My project, A Mountain Pine Script, was intended to investigate the ways in which humans interact with their immediate environment and the compulsion to read signs from our environment. In noticing the inscriptions left behind by bark beetles on the trees in Utah forests, one has already learned something of the local spin of climate catastrophe. The remnants of their bored egg galleries struck me immediately as a kind of illegible text, and my goals were to use various digital tools as different approaches to accessing and “making sense” of this text. There were practical obstacles, of course. For example, individual patterns on branches and wood debris are difficult to discern from each other and from knots, cracks, and other natural shapes in the wood. Experiments with different attempts to read the beetle galleries made apparent how necessary and generative distinct and numerous approaches would be. Some were more intriguing than others.

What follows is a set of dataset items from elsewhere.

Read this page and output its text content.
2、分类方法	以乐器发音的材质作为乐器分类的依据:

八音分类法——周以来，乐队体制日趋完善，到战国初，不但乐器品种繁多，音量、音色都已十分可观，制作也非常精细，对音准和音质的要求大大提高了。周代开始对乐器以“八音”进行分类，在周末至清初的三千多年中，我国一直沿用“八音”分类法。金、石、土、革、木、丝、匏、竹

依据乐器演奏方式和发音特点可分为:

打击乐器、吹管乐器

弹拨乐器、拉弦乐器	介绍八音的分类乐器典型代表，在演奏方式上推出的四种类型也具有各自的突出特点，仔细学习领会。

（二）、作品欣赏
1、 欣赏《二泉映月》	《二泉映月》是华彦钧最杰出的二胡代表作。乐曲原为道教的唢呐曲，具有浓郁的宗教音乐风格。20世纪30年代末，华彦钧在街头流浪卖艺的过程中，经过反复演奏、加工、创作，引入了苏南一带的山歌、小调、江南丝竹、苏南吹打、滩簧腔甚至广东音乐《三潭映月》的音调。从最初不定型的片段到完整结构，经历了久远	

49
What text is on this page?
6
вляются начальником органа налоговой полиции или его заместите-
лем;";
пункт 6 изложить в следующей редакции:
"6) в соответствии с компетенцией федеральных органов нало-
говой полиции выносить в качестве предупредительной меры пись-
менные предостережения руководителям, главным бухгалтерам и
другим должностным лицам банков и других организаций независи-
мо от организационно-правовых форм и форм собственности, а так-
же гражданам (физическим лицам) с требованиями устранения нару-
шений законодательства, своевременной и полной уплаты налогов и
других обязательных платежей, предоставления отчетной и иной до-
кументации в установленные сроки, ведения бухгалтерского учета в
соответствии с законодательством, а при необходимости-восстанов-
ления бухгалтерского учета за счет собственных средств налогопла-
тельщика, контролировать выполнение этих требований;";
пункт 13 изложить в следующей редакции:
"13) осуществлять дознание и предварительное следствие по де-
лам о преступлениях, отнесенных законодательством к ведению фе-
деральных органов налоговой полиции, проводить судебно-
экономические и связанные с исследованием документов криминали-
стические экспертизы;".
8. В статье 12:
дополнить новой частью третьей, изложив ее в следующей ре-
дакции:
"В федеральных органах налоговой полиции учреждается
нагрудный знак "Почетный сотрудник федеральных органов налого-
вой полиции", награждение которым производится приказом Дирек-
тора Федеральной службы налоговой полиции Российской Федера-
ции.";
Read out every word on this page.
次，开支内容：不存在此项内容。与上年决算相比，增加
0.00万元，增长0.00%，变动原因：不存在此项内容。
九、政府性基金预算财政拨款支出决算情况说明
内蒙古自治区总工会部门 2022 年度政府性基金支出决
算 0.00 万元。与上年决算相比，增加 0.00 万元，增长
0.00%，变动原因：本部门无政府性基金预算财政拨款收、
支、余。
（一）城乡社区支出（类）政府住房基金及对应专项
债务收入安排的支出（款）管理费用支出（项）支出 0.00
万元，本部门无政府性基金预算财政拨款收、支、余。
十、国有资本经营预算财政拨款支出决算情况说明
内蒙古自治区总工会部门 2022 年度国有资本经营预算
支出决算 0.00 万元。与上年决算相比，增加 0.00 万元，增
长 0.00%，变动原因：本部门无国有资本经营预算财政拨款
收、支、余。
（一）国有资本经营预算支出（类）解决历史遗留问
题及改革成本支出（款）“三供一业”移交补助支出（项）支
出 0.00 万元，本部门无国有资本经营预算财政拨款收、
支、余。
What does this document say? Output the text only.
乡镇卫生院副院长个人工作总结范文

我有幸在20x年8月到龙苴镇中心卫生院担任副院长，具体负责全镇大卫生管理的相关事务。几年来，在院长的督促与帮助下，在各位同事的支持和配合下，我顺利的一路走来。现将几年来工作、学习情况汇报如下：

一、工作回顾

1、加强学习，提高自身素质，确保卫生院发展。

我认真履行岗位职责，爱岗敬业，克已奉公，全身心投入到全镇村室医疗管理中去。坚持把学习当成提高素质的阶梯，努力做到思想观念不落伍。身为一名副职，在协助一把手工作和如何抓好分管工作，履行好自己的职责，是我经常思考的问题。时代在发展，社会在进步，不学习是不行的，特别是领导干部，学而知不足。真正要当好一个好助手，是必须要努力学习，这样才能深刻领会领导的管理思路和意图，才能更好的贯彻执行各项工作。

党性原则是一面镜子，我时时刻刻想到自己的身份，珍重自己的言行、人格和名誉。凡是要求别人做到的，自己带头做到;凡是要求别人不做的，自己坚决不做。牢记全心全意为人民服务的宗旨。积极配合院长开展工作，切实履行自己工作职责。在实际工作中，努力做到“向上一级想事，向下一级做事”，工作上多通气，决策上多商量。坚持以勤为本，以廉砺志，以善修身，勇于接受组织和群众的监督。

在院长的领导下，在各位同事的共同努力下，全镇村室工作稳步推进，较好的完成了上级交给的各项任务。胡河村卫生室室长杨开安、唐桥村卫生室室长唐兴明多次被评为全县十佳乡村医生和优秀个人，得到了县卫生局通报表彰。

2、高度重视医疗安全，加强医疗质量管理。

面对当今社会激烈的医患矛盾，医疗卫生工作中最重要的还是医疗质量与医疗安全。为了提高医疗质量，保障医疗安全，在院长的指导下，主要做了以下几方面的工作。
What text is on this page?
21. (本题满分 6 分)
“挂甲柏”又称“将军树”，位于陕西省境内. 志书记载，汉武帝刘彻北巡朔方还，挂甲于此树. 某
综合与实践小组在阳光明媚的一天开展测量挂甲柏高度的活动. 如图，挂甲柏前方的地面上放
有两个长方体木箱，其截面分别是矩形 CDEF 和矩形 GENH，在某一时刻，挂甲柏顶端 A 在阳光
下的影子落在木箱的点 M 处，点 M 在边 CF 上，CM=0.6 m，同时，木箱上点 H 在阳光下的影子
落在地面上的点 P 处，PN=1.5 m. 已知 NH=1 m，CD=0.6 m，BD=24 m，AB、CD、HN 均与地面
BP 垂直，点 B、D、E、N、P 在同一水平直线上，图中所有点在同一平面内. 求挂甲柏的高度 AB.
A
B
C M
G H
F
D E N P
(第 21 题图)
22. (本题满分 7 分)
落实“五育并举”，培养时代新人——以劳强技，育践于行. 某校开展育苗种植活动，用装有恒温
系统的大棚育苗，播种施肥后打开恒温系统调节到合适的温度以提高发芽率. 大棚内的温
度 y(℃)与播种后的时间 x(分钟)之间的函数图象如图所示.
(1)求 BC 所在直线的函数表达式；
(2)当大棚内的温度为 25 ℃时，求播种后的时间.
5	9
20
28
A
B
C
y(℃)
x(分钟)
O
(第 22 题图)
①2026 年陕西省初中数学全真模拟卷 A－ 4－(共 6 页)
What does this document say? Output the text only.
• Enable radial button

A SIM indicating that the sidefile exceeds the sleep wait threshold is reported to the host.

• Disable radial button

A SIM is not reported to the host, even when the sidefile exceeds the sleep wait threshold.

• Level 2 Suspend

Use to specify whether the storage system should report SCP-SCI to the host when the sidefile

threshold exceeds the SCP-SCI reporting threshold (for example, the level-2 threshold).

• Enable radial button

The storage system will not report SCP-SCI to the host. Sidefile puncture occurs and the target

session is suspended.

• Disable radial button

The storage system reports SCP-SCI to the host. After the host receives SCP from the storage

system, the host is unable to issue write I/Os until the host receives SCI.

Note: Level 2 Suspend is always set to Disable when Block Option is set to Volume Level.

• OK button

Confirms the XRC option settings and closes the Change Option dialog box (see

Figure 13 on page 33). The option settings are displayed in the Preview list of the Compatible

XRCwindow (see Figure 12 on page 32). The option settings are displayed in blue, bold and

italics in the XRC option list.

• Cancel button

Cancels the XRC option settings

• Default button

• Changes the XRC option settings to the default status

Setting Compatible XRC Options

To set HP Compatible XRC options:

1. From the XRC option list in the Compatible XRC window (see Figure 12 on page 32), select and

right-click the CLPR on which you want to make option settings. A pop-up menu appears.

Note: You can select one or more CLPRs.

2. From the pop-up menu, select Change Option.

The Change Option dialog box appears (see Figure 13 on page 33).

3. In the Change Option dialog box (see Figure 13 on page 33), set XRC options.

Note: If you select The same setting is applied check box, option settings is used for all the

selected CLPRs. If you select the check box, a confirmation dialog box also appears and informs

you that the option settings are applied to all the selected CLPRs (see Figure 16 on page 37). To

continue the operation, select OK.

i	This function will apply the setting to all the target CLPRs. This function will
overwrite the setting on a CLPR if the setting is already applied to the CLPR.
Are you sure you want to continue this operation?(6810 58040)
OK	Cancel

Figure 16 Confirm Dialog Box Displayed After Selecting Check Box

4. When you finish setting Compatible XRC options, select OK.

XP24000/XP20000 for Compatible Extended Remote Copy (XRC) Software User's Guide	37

My academic interests lie primarily in translation, non-human consciousness and agencies, and legibility/illegibility. The unique opportunity to use advanced technologies in Digital Matters helped me approach these ideas in exciting, transformative ways.

Bark beetle path ‘bent’ into the shape of the text.

 

How did the Digital Matters Fellowship dovetail with your academic pursuits? What interested you in applying for this fellowship?

The ease and precision of the 3D scanner was a constant and productive source of insight. I was able to manipulate my scans of the bark beetle egg galleries within modeling programs. This helped me not only to isolate and study certain aspects more closely, but to see those materials in completely new ways. For a project focused on the many ways in which humans are compelled to impose patterns and make sense of inaccessible or illegible inscriptions, the tools made available by Digital Matters became invaluable to the growth of the project and to the clarification and intensification of its goals.

 

What would you tell potential fellowship applicants to help them shape their digital scholarship project?

Many of the most radical, transformative discoveries for the scope of the project had as much to do with the supportive individuals in and around Digital Matters as with those technologies. Colleagues within Creativity and Innovation Services (CRIS) and the broader Marriott Library network were always willing to offer ideas, unexpected associations, and potential new directions. The overlapping interests and the diverse projects happening within the same space were creatively and intellectually invigorating. For any future fellows, my advice would be to talk to others in the community about their projects and yours. For any future fellows, my advice would be to talk to others in the community about their projects and yours.

Bark beetle galleries on downed woody debris in Centennial Valley

 

 

What insights have you gained regarding your specific field as a result of your project and fellowship experience?

What do you see as the upcoming important issues surrounding digital scholarship in your field? What areas/issues could students and scholars investigate to extend knowledge in this area?

For the interconnected communities and disciplines of creative writing, literature, and translation, digital tools can be a radically transformative prosthetic of human sense and imagination. For example, data visualization can broaden the potential approaches to what and how we read, write, and perform text. Pattern recognition programs can increase the kinds of writing we can access, and research tools can expand the breadth and depth of our insight. As I found in trying to understand more about bark beetles, discussions orbiting these digital spaces have a materializing, effect rather than a disembodying one. Writing already troubles the dichotomy between meat space and virtual space, and digital tools are just catching up.


Many of the most radical, transformative discoveries for the scope of the project had as much to do with the supportive individuals in and around Digital Matters as with those technologies.